Según el estudio, este enfoque reveló que tanto los alimentos integrales como los refinados pueden alcanzar la marca, contribuyendo significativamente a la calidad y la salud de la dieta. El consumo de más de estos cereales saludables proporcionó a las personas una mejor ingesta general de nutrientes, patrones alimentarios más saludables y marcadores más favorables de salud metabólica.

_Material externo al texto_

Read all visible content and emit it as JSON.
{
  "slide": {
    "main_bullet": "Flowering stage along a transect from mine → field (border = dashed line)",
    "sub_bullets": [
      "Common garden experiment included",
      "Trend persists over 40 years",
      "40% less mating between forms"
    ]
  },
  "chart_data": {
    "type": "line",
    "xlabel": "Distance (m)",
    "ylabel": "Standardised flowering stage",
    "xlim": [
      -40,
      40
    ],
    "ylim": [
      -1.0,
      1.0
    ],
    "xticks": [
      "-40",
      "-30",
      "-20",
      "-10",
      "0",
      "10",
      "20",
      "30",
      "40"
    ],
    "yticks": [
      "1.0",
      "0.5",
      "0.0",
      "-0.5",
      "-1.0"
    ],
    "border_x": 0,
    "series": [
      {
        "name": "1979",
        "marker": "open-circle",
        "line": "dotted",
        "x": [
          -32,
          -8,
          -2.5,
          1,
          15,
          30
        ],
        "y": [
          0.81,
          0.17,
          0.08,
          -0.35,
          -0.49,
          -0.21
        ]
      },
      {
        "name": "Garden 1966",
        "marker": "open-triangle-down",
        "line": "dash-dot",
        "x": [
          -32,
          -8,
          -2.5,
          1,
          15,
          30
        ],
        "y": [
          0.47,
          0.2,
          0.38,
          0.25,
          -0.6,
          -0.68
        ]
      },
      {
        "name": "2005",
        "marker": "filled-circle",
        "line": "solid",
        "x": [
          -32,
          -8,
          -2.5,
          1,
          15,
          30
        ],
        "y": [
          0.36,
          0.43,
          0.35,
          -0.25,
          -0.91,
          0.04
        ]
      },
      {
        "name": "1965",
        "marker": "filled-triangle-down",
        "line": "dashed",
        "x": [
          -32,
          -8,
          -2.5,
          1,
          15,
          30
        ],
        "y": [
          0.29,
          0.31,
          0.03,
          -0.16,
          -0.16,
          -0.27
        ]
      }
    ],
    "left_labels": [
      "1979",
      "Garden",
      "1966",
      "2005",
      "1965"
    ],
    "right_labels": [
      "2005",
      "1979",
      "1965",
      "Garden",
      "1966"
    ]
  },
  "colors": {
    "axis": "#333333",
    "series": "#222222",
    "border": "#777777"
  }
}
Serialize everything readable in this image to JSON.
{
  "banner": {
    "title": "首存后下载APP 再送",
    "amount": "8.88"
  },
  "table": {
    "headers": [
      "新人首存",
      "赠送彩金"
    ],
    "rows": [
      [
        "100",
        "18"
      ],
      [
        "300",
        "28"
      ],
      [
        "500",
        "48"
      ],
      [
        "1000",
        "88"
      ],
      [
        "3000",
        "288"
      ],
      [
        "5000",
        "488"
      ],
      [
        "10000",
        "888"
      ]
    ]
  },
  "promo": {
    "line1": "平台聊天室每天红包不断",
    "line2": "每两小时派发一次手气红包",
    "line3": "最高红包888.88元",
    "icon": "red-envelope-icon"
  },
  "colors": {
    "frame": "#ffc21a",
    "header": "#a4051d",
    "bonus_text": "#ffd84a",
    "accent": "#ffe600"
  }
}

LOS HALLAZGOS CLAVE INCLUYEN:
Mejora de la calidad de la dieta y la ingesta de nutrientes. Las personas que consumían cereales más saludables tenían una mejor calidad general de la dieta y una mayor ingesta de fibra, proteínas, hierro, calcio, potasio y magnesio. Incluye alimentos integrales y de cereales refinados. Ambos tipos obtuvieron puntuaciones altas en densidad de nutrientes, con muchas opciones refinadas o enriquecidas —, como cierto pan, cereales y tortillas —, que ofrecen un fuerte valor nutricional junto con opciones de cereales integrales. Parte de patrones alimentarios generales más saludables. Las personas que comieron los alimentos de cereales más saludables también consumieron más frutas, verduras y proteínas magras, lo que sugiere que estos alimentos de cereales pueden respaldar o reflejar hábitos saludables más amplios. Vinculado a una mejor salud metabólica. Los adultos con una mayor ingesta de estos cereales tenían menos probabilidades de ser obesos y tenían niveles más bajos de insulina en ayunas, un marcador clave de la función metabólica. Sin coste añadido. Los alimentos de cereales saludables no eran más caros que las opciones menos saludables y, a menudo, eran más asequibles por gramo o caloría. Los hallazgos resaltan el valor del equilibrio en los patrones alimentarios generales y en los tipos de cereales incluidos, dijo el GFF, reconociendo las contribuciones nutricionales de las opciones integrales y refinadas/enriquecidas como parte de un camino más inclusivo y realista hacia mejores dietas y en general.